Mis en cause dans un documentaire par le militant écolo Hugo Clément, le drainage est pourtant un moyen reconnu pour régulariser et sécuriser les rendements dans le cadre d’une agriculture durable et pérenne
Dans son reportage intitulé « Magouilles dans nos étangs », diffusé sur France 5, le journaliste Hugo Clément s’en prend au drainage agricole, qui, selon lui, constitue l’une des origines des inondations que l’on observe aujourd’hui. « Ça ressemble à une petite sortie d’égout, mais ça n’a rien à voir », note-t-il. « Ça évacue toute l’eau de pluie naturellement présente dans les champs d’à côté », et « au final, ça assèche les terrains ». Pour Emmanuel Chalumeau, qui a repris l’entreprise de drainage de son père, dont l’histoire a débuté en 1973 – lorsque Noël Chalumeau a décidé de drainer lui-même une parcelle hydromorphe difficilement exploitable sur sa ferme –, ces propos dénotent l’incompétence du journaliste.

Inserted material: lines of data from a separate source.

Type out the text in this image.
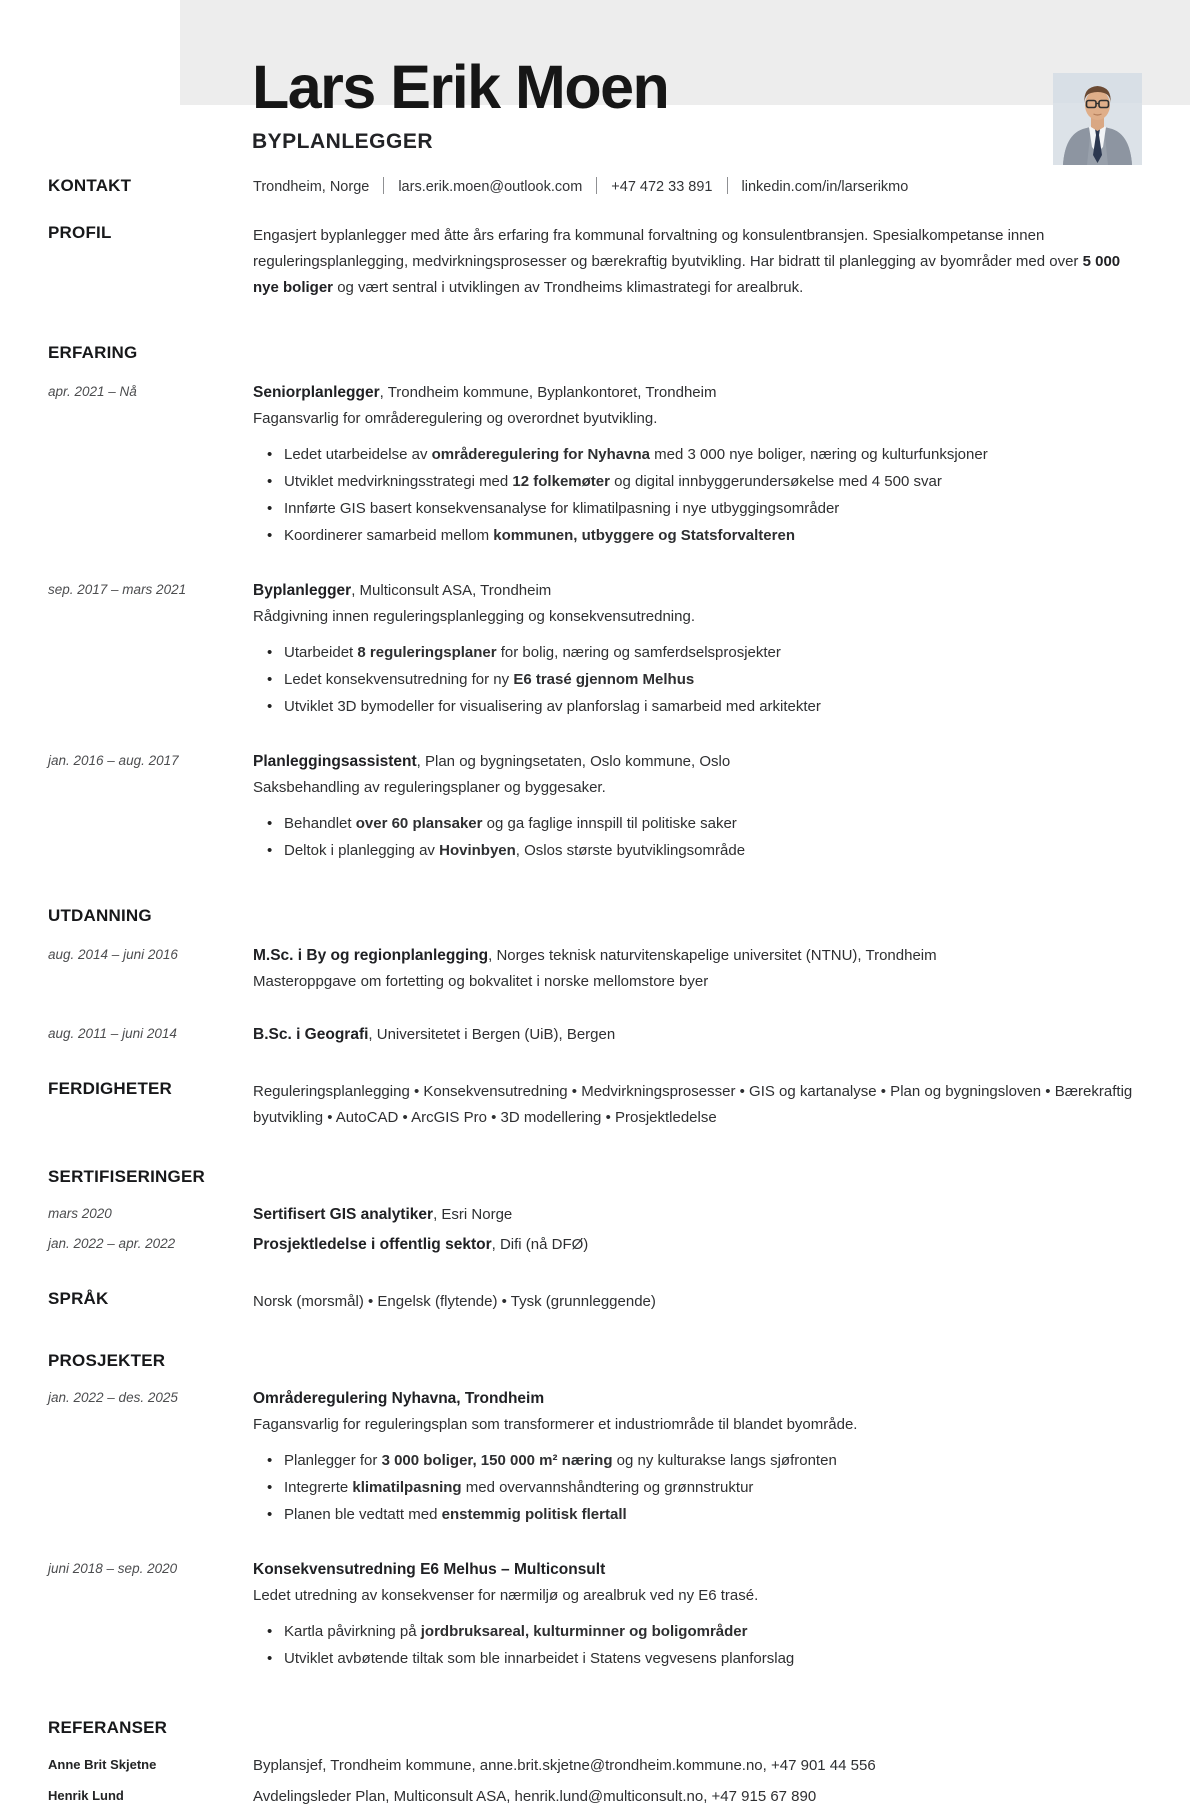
Lars Erik Moen
BYPLANLEGGER
KONTAKT	Trondheim, Norge lars.erik.moen@outlook.com +47 472 33 891 linkedin.com/in/larserikmo
PROFIL	Engasjert byplanlegger med åtte års erfaring fra kommunal forvaltning og konsulentbransjen. Spesialkompetanse innen reguleringsplanlegging, medvirkningsprosesser og bærekraftig byutvikling. Har bidratt til planlegging av byområder med over 5 000 nye boliger og vært sentral i utviklingen av Trondheims klimastrategi for arealbruk.
ERFARING
apr. 2021 – Nå	Seniorplanlegger, Trondheim kommune, Byplankontoret, Trondheim
Fagansvarlig for områderegulering og overordnet byutvikling.
• Ledet utarbeidelse av områderegulering for Nyhavna med 3 000 nye boliger, næring og kulturfunksjoner
• Utviklet medvirkningsstrategi med 12 folkemøter og digital innbyggerundersøkelse med 4 500 svar
• Innførte GIS basert konsekvensanalyse for klimatilpasning i nye utbyggingsområder
• Koordinerer samarbeid mellom kommunen, utbyggere og Statsforvalteren
sep. 2017 – mars 2021	Byplanlegger, Multiconsult ASA, Trondheim
Rådgivning innen reguleringsplanlegging og konsekvensutredning.
• Utarbeidet 8 reguleringsplaner for bolig, næring og samferdselsprosjekter
• Ledet konsekvensutredning for ny E6 trasé gjennom Melhus
• Utviklet 3D bymodeller for visualisering av planforslag i samarbeid med arkitekter
jan. 2016 – aug. 2017	Planleggingsassistent, Plan og bygningsetaten, Oslo kommune, Oslo
Saksbehandling av reguleringsplaner og byggesaker.
• Behandlet over 60 plansaker og ga faglige innspill til politiske saker
• Deltok i planlegging av Hovinbyen, Oslos største byutviklingsområde
UTDANNING
aug. 2014 – juni 2016	M.Sc. i By og regionplanlegging, Norges teknisk naturvitenskapelige universitet (NTNU), Trondheim
Masteroppgave om fortetting og bokvalitet i norske mellomstore byer
aug. 2011 – juni 2014	B.Sc. i Geografi, Universitetet i Bergen (UiB), Bergen
FERDIGHETER	Reguleringsplanlegging • Konsekvensutredning • Medvirkningsprosesser • GIS og kartanalyse • Plan og bygningsloven • Bærekraftig byutvikling • AutoCAD • ArcGIS Pro • 3D modellering • Prosjektledelse
SERTIFISERINGER
mars 2020	Sertifisert GIS analytiker, Esri Norge
jan. 2022 – apr. 2022	Prosjektledelse i offentlig sektor, Difi (nå DFØ)
SPRÅK	Norsk (morsmål) • Engelsk (flytende) • Tysk (grunnleggende)
PROSJEKTER
jan. 2022 – des. 2025	Områderegulering Nyhavna, Trondheim
Fagansvarlig for reguleringsplan som transformerer et industriområde til blandet byområde.
• Planlegger for 3 000 boliger, 150 000 m² næring og ny kulturakse langs sjøfronten
• Integrerte klimatilpasning med overvannshåndtering og grønnstruktur
• Planen ble vedtatt med enstemmig politisk flertall
juni 2018 – sep. 2020	Konsekvensutredning E6 Melhus – Multiconsult
Ledet utredning av konsekvenser for nærmiljø og arealbruk ved ny E6 trasé.
• Kartla påvirkning på jordbruksareal, kulturminner og boligområder
• Utviklet avbøtende tiltak som ble innarbeidet i Statens vegvesens planforslag
REFERANSER
Anne Brit Skjetne	Byplansjef, Trondheim kommune, anne.brit.skjetne@trondheim.kommune.no, +47 901 44 556
Henrik Lund	Avdelingsleder Plan, Multiconsult ASA, henrik.lund@multiconsult.no, +47 915 67 890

Des pratiques qui ont évolué
« Le drainage permet de régulariser et de sécuriser les rendements, notamment en facilitant des interventions sur les parcelles et en permettant une diversification de la production », explique le chef d’entreprise.

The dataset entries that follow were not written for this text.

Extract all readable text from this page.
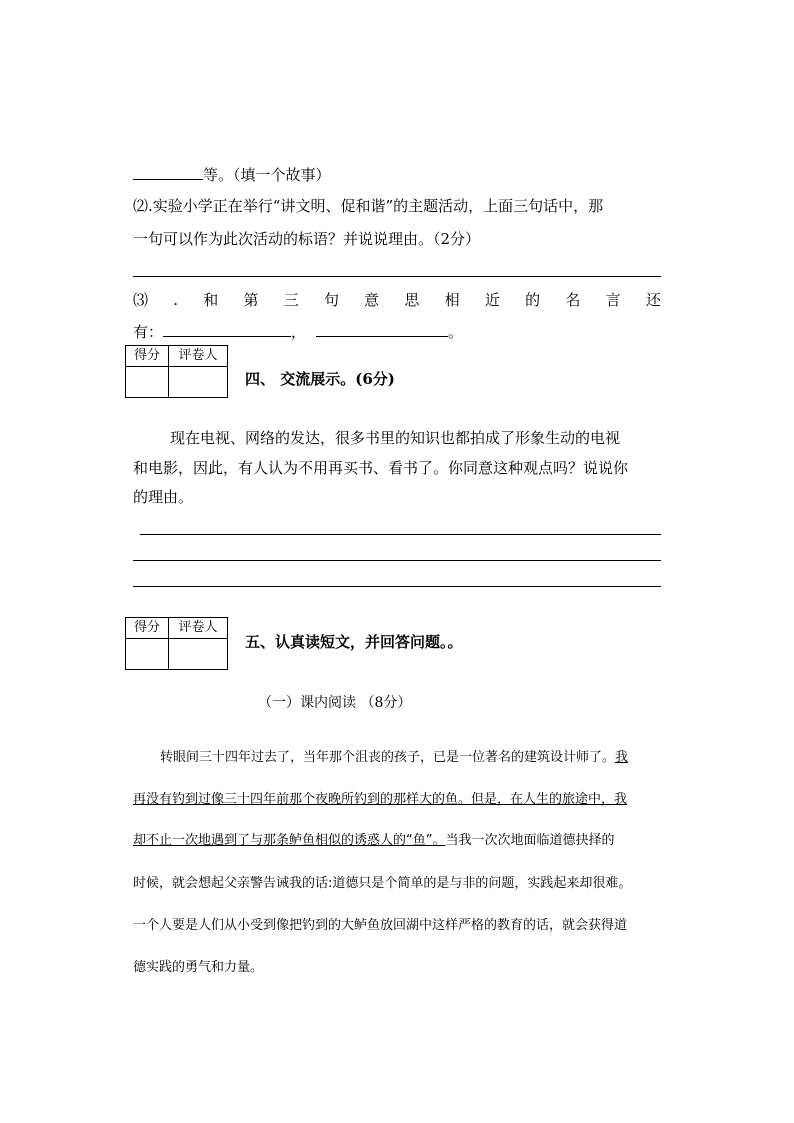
等。（填一个故事）
⑵.实验小学正在举行“讲文明、促和谐”的主题活动，上面三句话中，那
一句可以作为此次活动的标语？并说说理由。（2分）
⑶ . 和 第 三 句 意 思 相 近 的 名 言 还
有：	，	。
得分	评卷人

四、 交流展示。(6分)
现在电视、网络的发达，很多书里的知识也都拍成了形象生动的电视
和电影，因此，有人认为不用再买书、看书了。你同意这种观点吗？说说你
的理由。
得分	评卷人

五、认真读短文，并回答问题。。
（一）课内阅读 （8分）
转眼间三十四年过去了，当年那个沮丧的孩子，已是一位著名的建筑设计师了。我
再没有钓到过像三十四年前那个夜晚所钓到的那样大的鱼。但是，在人生的旅途中，我
却不止一次地遇到了与那条鲈鱼相似的诱惑人的“鱼”。当我一次次地面临道德抉择的
时候，就会想起父亲警告诫我的话:道德只是个简单的是与非的问题，实践起来却很难。
一个人要是人们从小受到像把钓到的大鲈鱼放回湖中这样严格的教育的话，就会获得道
德实践的勇气和力量。
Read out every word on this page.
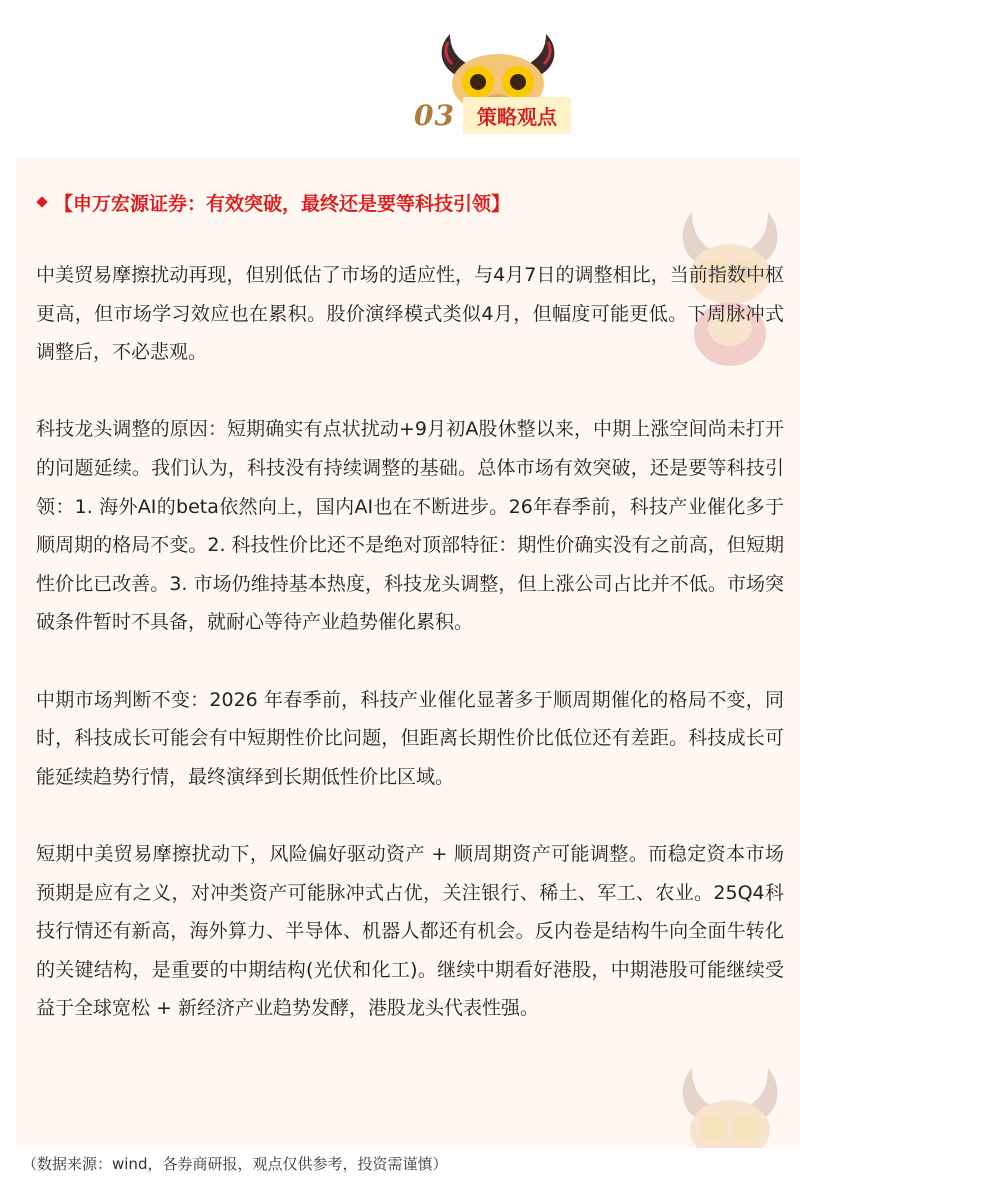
03	策略观点
【申万宏源证券：有效突破，最终还是要等科技引领】

中美贸易摩擦扰动再现，但别低估了市场的适应性，与4月7日的调整相比，当前指数中枢更高，但市场学习效应也在累积。股价演绎模式类似4月，但幅度可能更低。下周脉冲式调整后，不必悲观。

科技龙头调整的原因：短期确实有点状扰动+9月初A股休整以来，中期上涨空间尚未打开的问题延续。我们认为，科技没有持续调整的基础。总体市场有效突破，还是要等科技引领：1. 海外AI的beta依然向上，国内AI也在不断进步。26年春季前，科技产业催化多于顺周期的格局不变。2. 科技性价比还不是绝对顶部特征：期性价确实没有之前高，但短期性价比已改善。3. 市场仍维持基本热度，科技龙头调整，但上涨公司占比并不低。市场突破条件暂时不具备，就耐心等待产业趋势催化累积。

中期市场判断不变：2026 年春季前，科技产业催化显著多于顺周期催化的格局不变，同时，科技成长可能会有中短期性价比问题，但距离长期性价比低位还有差距。科技成长可能延续趋势行情，最终演绎到长期低性价比区域。

短期中美贸易摩擦扰动下，风险偏好驱动资产 + 顺周期资产可能调整。而稳定资本市场预期是应有之义，对冲类资产可能脉冲式占优，关注银行、稀土、军工、农业。25Q4科技行情还有新高，海外算力、半导体、机器人都还有机会。反内卷是结构牛向全面牛转化的关键结构，是重要的中期结构(光伏和化工)。继续中期看好港股，中期港股可能继续受益于全球宽松 + 新经济产业趋势发酵，港股龙头代表性强。

（数据来源：wind，各券商研报，观点仅供参考，投资需谨慎）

« Dans les années 70 et 80, les drainages effectués dans le cadre du remembrement résultaient, en effet, d’une volonté de conquête de terres agricoles sur les espaces naturels. Dans ce contexte, de nombreuses zones humides ont été drainées afin d’implanter des cultures – c’est le cas par exemple du Marais poitevin, où 2 000 à 4 000 ha ont été drainés par an entre 1988 et 1992 dans le cadre du Schéma d’aménagement des marais de l’Ouest », admet volontiers Emmanuel Chalumeau.
Alors que, dans son reportage, Hugo Clément accuse le drainage d’assécher les sols, et d’aggraver les crues, c’est l’inverse qui se produit !

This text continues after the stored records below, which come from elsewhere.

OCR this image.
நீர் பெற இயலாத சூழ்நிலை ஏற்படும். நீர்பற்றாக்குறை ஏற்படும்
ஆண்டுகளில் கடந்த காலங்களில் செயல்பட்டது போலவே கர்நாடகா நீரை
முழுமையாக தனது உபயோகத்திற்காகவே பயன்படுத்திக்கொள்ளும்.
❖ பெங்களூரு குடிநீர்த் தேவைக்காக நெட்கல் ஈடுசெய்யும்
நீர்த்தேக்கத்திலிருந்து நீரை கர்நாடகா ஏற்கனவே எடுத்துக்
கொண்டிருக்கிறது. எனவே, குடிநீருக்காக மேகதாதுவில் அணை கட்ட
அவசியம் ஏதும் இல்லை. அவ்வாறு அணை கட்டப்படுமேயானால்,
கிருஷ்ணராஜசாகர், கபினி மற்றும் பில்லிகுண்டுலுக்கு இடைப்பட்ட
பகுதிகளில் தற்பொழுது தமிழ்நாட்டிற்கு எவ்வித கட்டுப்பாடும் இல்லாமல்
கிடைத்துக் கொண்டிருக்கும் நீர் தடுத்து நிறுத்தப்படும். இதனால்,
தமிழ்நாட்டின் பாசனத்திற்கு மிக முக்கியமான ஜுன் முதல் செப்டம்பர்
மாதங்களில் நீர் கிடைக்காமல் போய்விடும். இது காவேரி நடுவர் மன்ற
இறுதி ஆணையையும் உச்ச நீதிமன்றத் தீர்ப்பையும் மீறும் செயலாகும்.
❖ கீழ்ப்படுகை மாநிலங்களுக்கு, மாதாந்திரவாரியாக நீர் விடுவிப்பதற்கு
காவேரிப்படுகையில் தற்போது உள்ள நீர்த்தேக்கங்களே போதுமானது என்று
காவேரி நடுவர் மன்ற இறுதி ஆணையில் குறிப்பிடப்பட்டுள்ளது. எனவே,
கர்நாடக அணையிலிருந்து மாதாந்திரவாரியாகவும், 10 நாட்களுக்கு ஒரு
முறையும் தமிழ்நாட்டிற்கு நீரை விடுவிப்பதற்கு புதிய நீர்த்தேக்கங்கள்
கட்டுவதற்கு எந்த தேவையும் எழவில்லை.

Mais il précise aussitôt que ces pratiques n’ont plus lieu aujourd’hui, « d’une part, en raison d’une réglementation devenue fortement prohibitive, et d’autre part, à cause de contraintes techniques et financières ». Car il y a désormais consensus autour de la nécessité de préserver les zones humides, qui remplissent de nombreuses fonctions hydrologiques, biogéochimiques et écologiques, comme le stockage et la restitution de l’eau, son rôle de filtration, du stockage de carbone et de réservoir de biodiversité.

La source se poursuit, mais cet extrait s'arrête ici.